There are many things that obstruct this process as fast as it is begun: your sensation of sight and touch; the swarms and streams of images that your brain throws out; and the crushing obsession of your fear. This last is like a dead weight that you hold off you with your arms stretched out. Your arms sink and drop under it perpetually and have to be raised again. At last the weight goes. And the sensations go, and the swarms and streams of images go, and there is nothing before you and around you but a clear blank darkness where your will vibrates.
Only one avenue of sense is left open. You are lost to the very memories of touch and sight, but you are intensely conscious of every sound from the bed, every movement of the sleeper. And while one half of you only lives in that pure and effortless vibration, the other half is aware of the least change in the rhythm of his breathing.
It is by this rhythm that I can tell whether he is asleep or awake. This rhythm of his breathing, and the rhythm of his sleeping and his waking measure out the night for me. It goes like one hour.
And yet I have spent months of nights watching in this room. Its blond walls are as familiar to me as the walls of rooms where I have lived a long time; I know with a profound and intimate knowledge every crinkle in the red shade of the electric bulb that hangs on the inner wall between the two beds, the shape and position of every object on the night table in the little white-tiled dressing-room; I know every trick of the inner and outer doors leading to the corridor, and the long grey lane of the corridor, and the room that I must go through to find ice, and the face of the little ward-maid who sleeps there, who wants to get up and break the ice for me every time. I have known the little ward-maid all my life; I have known the night nurse all my life, with her white face and sharp black eyes, and all my life I have not cared for her. All my life I have known and cared only for the wounded man on the bed.

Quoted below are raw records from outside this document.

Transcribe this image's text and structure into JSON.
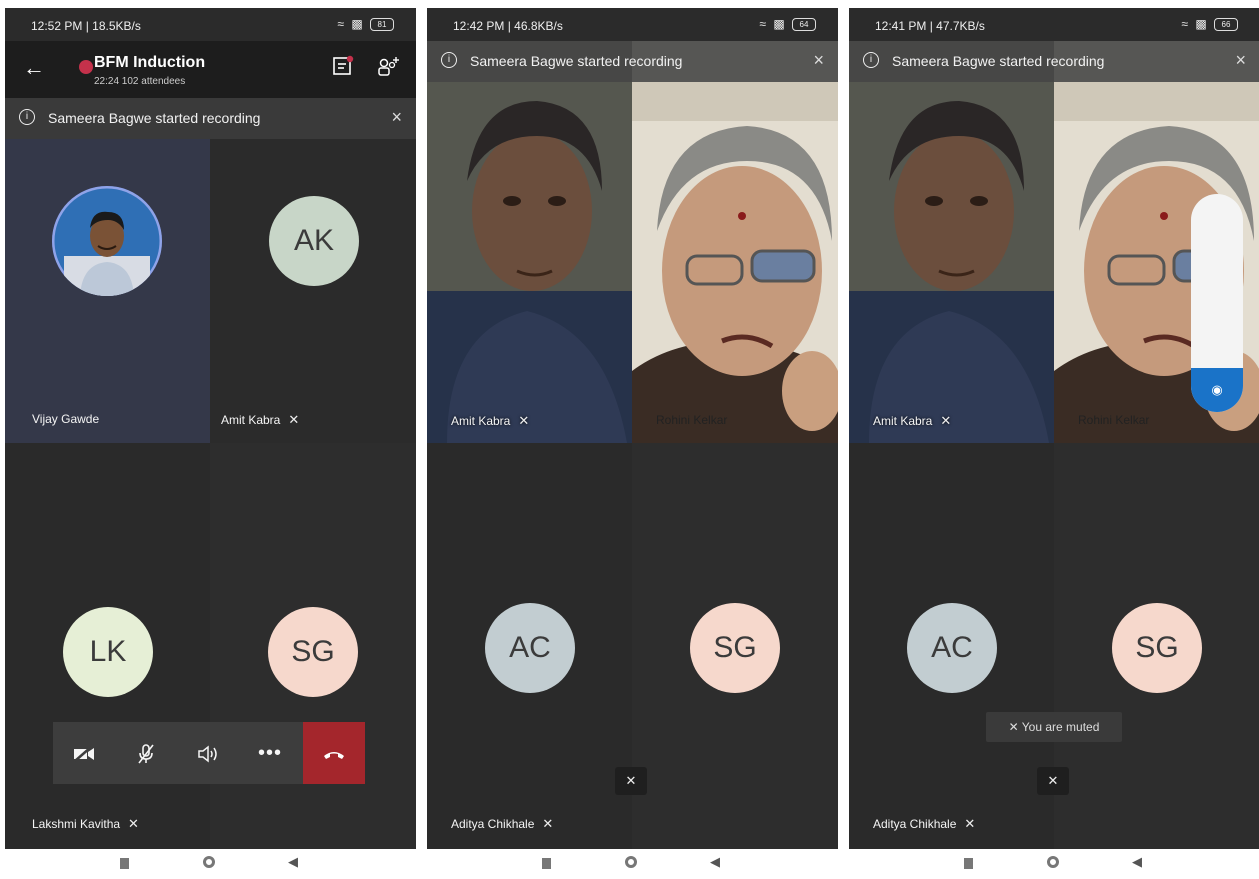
{
  "phones": [
    {
      "status": {
        "time": "12:52 PM | 18.5KB/s",
        "battery": "81"
      },
      "header": {
        "title": "BFM Induction",
        "subtitle": "22:24  102 attendees"
      },
      "banner": {
        "text": "Sameera Bagwe started recording"
      },
      "participants": [
        {
          "name": "Vijay Gawde",
          "photo": true
        },
        {
          "name": "Amit Kabra",
          "initials": "AK",
          "muted": true
        },
        {
          "name": "Lakshmi Kavitha",
          "initials": "LK",
          "muted": true
        },
        {
          "initials": "SG"
        }
      ]
    },
    {
      "status": {
        "time": "12:42 PM | 46.8KB/s",
        "battery": "64"
      },
      "banner": {
        "text": "Sameera Bagwe started recording"
      },
      "participants": [
        {
          "name": "Amit Kabra",
          "muted": true,
          "video": true
        },
        {
          "name": "Rohini Kelkar",
          "video": true
        },
        {
          "name": "Aditya Chikhale",
          "initials": "AC",
          "muted": true
        },
        {
          "initials": "SG"
        }
      ]
    },
    {
      "status": {
        "time": "12:41 PM | 47.7KB/s",
        "battery": "66"
      },
      "banner": {
        "text": "Sameera Bagwe started recording"
      },
      "participants": [
        {
          "name": "Amit Kabra",
          "muted": true,
          "video": true
        },
        {
          "name": "Rohini Kelkar",
          "video": true
        },
        {
          "name": "Aditya Chikhale",
          "initials": "AC",
          "muted": true
        },
        {
          "initials": "SG"
        }
      ],
      "toast": "You are muted"
    }
  ],
  "icons": {
    "back": "arrow-left-icon",
    "chat": "chat-icon",
    "add_people": "add-people-icon",
    "info": "info-icon",
    "close": "close-icon",
    "mic_off": "mic-off-icon",
    "camera_off": "camera-off-icon",
    "speaker": "speaker-icon",
    "more": "more-icon",
    "hangup": "hangup-icon"
  },
  "colors": {
    "recording": "#c4314b",
    "hangup": "#a4262c",
    "avatar_AK": "#c8d6c8",
    "avatar_LK": "#e6efd6",
    "avatar_SG": "#f6d8cc",
    "avatar_AC": "#c2cdd1",
    "volume_fill": "#1a73c8"
  }
}
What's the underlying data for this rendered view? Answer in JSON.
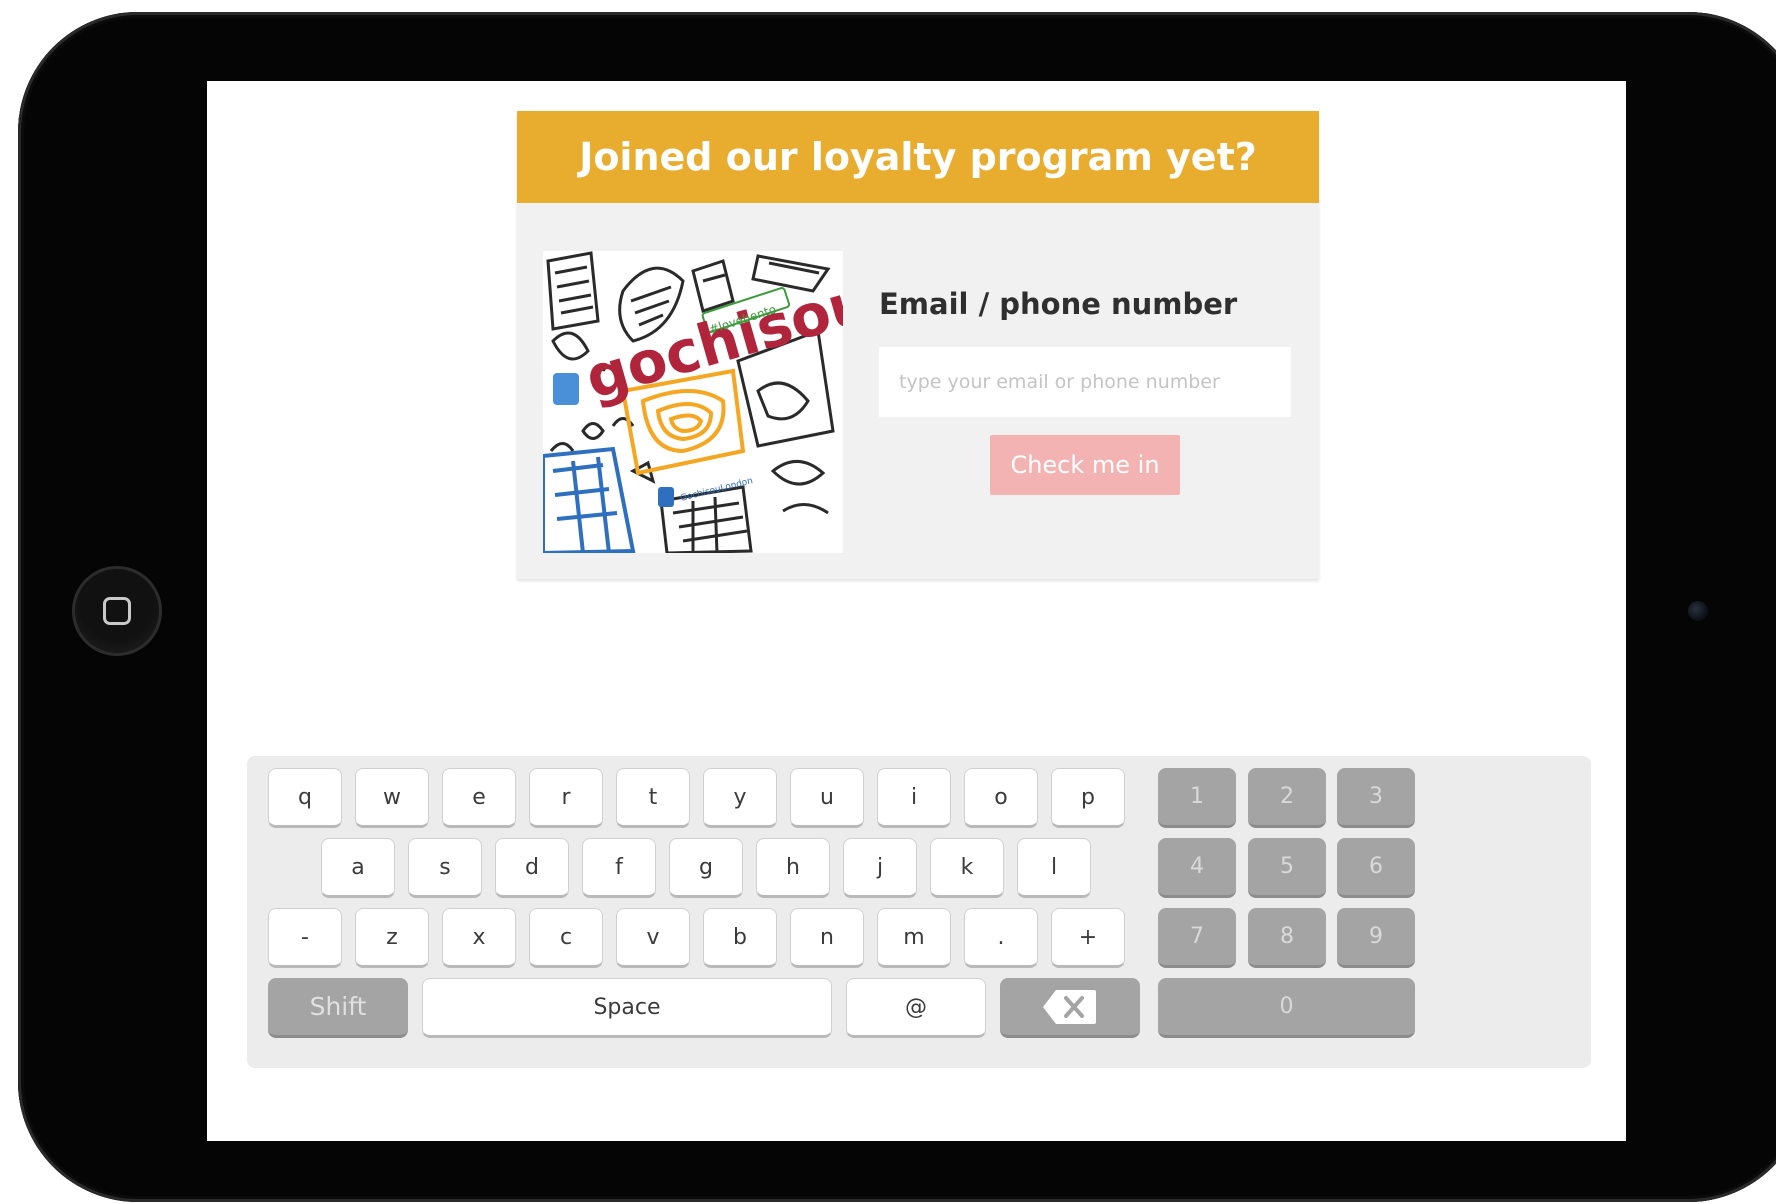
{
  "card": {
    "title": "Joined our loyalty program yet?",
    "field_label": "Email / phone number",
    "input_placeholder": "type your email or phone number",
    "input_value": "",
    "button_label": "Check me in"
  },
  "promo": {
    "brand_text": "gochisou",
    "tag_text": "#lovebento",
    "social_text": "GochisouLondon"
  },
  "keyboard": {
    "rows": [
      [
        "q",
        "w",
        "e",
        "r",
        "t",
        "y",
        "u",
        "i",
        "o",
        "p"
      ],
      [
        "a",
        "s",
        "d",
        "f",
        "g",
        "h",
        "j",
        "k",
        "l"
      ],
      [
        "-",
        "z",
        "x",
        "c",
        "v",
        "b",
        "n",
        "m",
        ".",
        "+"
      ]
    ],
    "numpad": [
      "1",
      "2",
      "3",
      "4",
      "5",
      "6",
      "7",
      "8",
      "9"
    ],
    "shift_label": "Shift",
    "space_label": "Space",
    "at_label": "@",
    "zero_label": "0",
    "backspace_icon": "backspace-icon"
  },
  "colors": {
    "header": "#e8ac2e",
    "button": "#f3b3b2",
    "brand_red": "#b0243c",
    "brand_orange": "#f5a623",
    "accent_blue": "#2f6fc0"
  }
}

I have known every sound of his voice and every line of his face and hands (the face and hands that he asks me to wash, over and over again, if I don’t mind), and the strong springing of his dark hair from his forehead and every little feathery tuft of beard on his chin. And I have known no other measure of time than the rhythm of his breathing, no mark or sign of time than the black crescent of his eyelashes when the lids are closed, and the curling blue of his eyes when they open. His eyes always smile as they open, as if he apologized for waking when he knows that I want him to sleep. And I have known these things so long that each one of them is already like a separate wound in my memory. He sums up for me all the heroism and the agony and waste of the defence of Antwerp, all the heroism and agony and waste of war.
About midnight [?] he wakes and tells me he has had a jolly dream. He dreamed that he was running in a field in England, running in a big race, that he led the race and won it.